I thanked him and turned back to Karmen, who was still watching me with something very much like suspicion gleaming in her eyes. “Why do you care so much?” she asked.

“About Roberto’s phone? I don’t. Not really. Except that he mentioned it to me when I saw him yesterday morning and I was wondering if there were any calls or any messages, you know, that would tell us something about what happened to him.”

“Not about the phone.” She made a face. “About who killed Roberto. If you didn’t love him, why do you want to find out who did this to my Roberto?”

“It’s my sister,” I said because really, it didn’t seem worth the effort to make up some hogwash when it was just simpler to tell the truth. “Well, actually, it’s my half sister, Sylvia. She’s the one they arrested for the murder.”

Karmen nodded. “And you’re worried about her. You want to help her. You and your sister, you must love each other very much. Yes, I understand.”

I didn’t. Not completely, anyway, but rather than get into it, I said, “I don’t think she did it. Not that Sylvia doesn’t have a dark side. She can be meaner than a rattlesnake, but she’s usually just mean to me. And as nasty and vindictive and terrible as she is—” I softened the statement with a smile; the cops were sure to talk to Karmen somewhere along the line and there was no use giving them any hearsay ammunition against Sylvia.

“Well, Sylvia might not be perfect,” I said, “but I can’t imagine she’d ever actually kill anyone.

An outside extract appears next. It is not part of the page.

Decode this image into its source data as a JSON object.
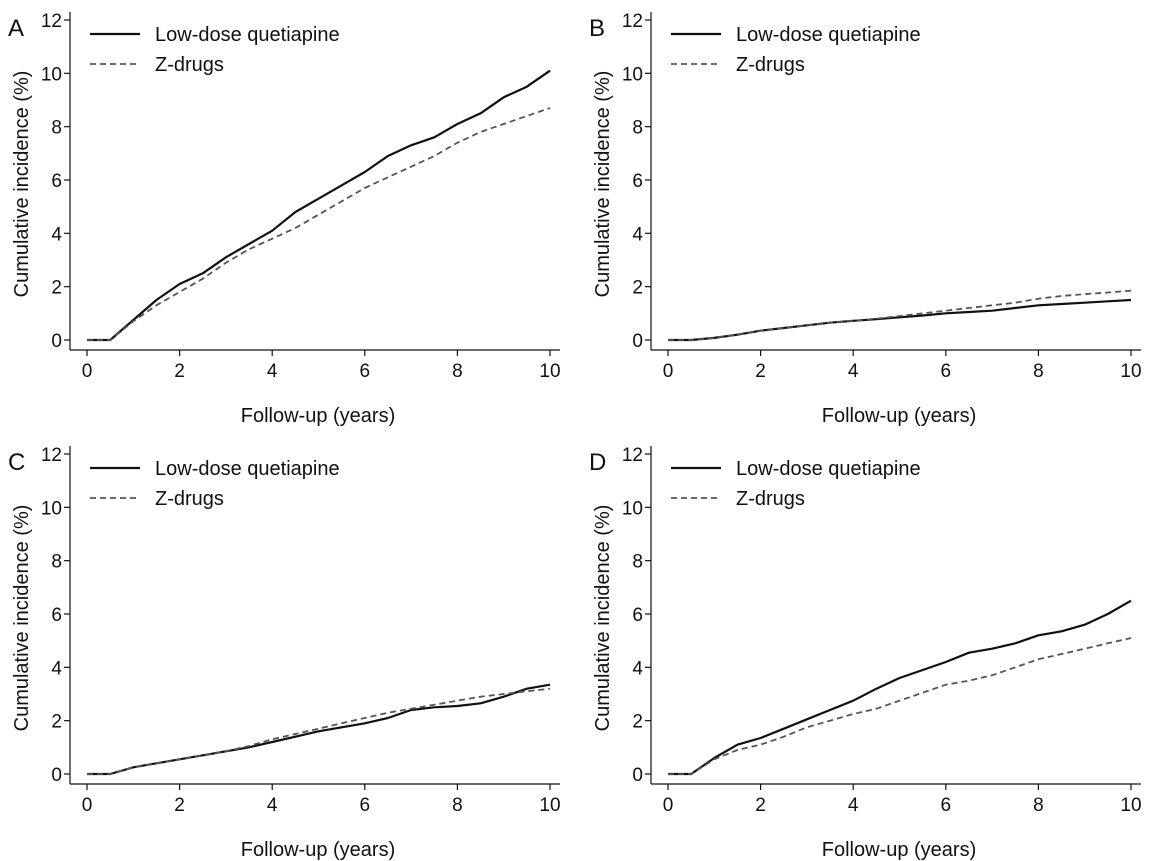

And if she didn’t do it—”

“You don’t want her to suffer. You’re a good sister.”

“Half sister,” I corrected her. “And it’s not really that. It’s more like . . .” I thought about it while I took another drink of water. I’d asked myself the same question the whole time I trudged around Taos looking for El Rancho. Why did I want to help Sylvia, anyway? Had the tables been turned, I was pretty sure she wouldn’t be sitting in a dive bar trying to find out the truth so she could clear my name. In fact, I was pretty sure she’d show up at the local jail, camera in hand. Just so she could snap a picture and hang an eight by ten of me in an orange jumpsuit in a place of honor in the RV.